For those unfamiliar with the concept, Silent Opera provides audience members with wireless headphones, while providing the acting company and musicians with small microphones. This allows for a moving operatic experience wherein everyone hears the same result, regardless of relative position within the venue. So the audience enters Trinity Buoy Wharf preparing to hear a 17th century play wrought through 21st century technology.
Director Daisy Evans and designer Katherine Heath embrace this apparent disjunction and create a sort of cyber-pagan aesthetic. The cast wear traditional looking woollen clothing accented by flashing LEDs and make no attempt to hide their headphones. The set itself holds no secrets as the on-running technical support can all be observed throughout the show. A special mention must also be made for the second space in the production, the ‘river room’, an inspired and beautifully lit interpretation of the River Styx. It all works: the audience is enraptured by this vital new setting of Monteverdi’s four hundred year old piece.
The cast themselves play their parts with absolute commitment. Caroline MacPhie sings her multiple roles strongly while Timothy Dickinson’s Caronte is chilling. William Berger as Orfeo rightfully steals the show however and is perfectly cast to draw the anguish and dilemma of the harried character. The singing drops at times and cannot be considered perfect but overall is strong, especially considering the movement of the actors who run around the set, jump from ledges and switch between Italian and English with barely a breath taken between.

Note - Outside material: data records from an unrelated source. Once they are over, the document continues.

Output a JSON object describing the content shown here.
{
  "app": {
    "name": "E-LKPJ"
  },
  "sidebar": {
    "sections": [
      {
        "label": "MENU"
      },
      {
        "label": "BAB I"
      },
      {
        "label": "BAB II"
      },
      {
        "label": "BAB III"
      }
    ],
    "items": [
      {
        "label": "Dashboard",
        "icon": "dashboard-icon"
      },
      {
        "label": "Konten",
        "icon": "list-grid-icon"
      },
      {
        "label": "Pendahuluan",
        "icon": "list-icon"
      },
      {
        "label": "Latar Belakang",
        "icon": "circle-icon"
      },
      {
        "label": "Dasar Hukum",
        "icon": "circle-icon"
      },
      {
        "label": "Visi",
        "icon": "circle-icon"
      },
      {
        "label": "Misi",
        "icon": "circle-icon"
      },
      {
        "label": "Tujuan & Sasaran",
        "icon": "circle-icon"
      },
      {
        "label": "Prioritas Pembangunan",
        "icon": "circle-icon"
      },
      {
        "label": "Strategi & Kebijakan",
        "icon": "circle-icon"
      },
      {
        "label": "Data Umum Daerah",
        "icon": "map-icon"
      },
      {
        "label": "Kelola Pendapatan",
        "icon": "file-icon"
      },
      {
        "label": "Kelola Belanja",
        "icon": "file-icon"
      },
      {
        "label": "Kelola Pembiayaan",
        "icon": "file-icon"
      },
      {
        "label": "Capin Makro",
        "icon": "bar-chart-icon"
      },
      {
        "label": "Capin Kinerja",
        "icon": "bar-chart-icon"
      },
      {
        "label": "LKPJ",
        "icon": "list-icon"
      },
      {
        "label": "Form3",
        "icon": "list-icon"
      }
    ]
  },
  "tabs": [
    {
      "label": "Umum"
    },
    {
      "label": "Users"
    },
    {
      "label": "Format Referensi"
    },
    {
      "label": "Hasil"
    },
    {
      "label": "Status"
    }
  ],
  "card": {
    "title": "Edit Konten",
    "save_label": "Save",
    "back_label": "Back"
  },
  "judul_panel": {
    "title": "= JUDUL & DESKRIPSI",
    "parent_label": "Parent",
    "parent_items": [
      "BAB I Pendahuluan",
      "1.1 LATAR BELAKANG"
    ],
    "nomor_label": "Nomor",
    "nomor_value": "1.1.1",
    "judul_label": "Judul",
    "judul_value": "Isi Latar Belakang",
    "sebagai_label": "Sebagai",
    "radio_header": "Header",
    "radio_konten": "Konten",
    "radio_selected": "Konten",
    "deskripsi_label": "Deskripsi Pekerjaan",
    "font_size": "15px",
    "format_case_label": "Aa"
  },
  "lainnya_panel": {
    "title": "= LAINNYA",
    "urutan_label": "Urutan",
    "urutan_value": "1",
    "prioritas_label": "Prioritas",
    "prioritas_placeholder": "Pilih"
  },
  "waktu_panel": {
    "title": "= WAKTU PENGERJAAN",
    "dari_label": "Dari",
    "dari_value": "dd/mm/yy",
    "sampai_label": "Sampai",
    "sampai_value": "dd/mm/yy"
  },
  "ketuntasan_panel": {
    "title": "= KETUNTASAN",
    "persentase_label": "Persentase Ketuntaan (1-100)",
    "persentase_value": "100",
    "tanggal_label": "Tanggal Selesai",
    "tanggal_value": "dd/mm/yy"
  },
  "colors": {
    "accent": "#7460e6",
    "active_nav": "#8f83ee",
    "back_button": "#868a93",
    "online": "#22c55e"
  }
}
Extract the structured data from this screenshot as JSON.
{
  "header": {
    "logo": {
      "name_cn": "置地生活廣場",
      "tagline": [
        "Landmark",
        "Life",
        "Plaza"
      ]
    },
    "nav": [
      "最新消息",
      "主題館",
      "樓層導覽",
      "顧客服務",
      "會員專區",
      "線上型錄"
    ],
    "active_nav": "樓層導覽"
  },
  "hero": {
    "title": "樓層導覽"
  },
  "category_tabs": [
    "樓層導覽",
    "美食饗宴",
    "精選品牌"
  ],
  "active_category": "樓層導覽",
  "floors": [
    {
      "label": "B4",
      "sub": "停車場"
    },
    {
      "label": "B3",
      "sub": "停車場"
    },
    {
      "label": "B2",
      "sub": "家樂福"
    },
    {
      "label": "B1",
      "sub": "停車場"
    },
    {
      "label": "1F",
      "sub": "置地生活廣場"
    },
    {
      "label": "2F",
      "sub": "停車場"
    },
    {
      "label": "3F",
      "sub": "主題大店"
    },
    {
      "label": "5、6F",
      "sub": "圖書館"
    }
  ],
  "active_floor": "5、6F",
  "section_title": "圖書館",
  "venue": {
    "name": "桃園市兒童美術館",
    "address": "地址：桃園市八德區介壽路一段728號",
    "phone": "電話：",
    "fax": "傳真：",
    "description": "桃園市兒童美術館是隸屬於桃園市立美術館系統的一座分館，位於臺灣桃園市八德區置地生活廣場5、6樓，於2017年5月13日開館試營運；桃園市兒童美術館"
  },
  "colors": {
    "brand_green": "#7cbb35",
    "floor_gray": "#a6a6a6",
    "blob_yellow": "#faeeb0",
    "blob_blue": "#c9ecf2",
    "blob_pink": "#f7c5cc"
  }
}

For the most part the audience barely gets to take this breath either. The transitions between spaces are handled quickly and maintain the pace of the piece, mitigating the fears of the more traditional opera fans in the audience. It is worth mentioning that the interval is slightly too long and left people wondering how long it can really take Orfeo to find the gates to the underworld. More broadly, the production is not technically flawless. As the audience moves further from the first room the quality of the headphones is somewhat diminished. The levels of audience interaction are also somewhat oversold as our “final choice” of the night was handled by one evidently heartless (or perhaps hapless) member who decided on Orfeo’s fate.
“The boatman is leaving” comes the ominous call after the production: a chilling thought that left me to wonder if the return to Southbank via our own River Styx was towards or away from the underworld. With the West End crying out for new and exciting productions, Silent Opera’s viscerally exciting and charged production of L’Orfeo is certainly more heaven than hell.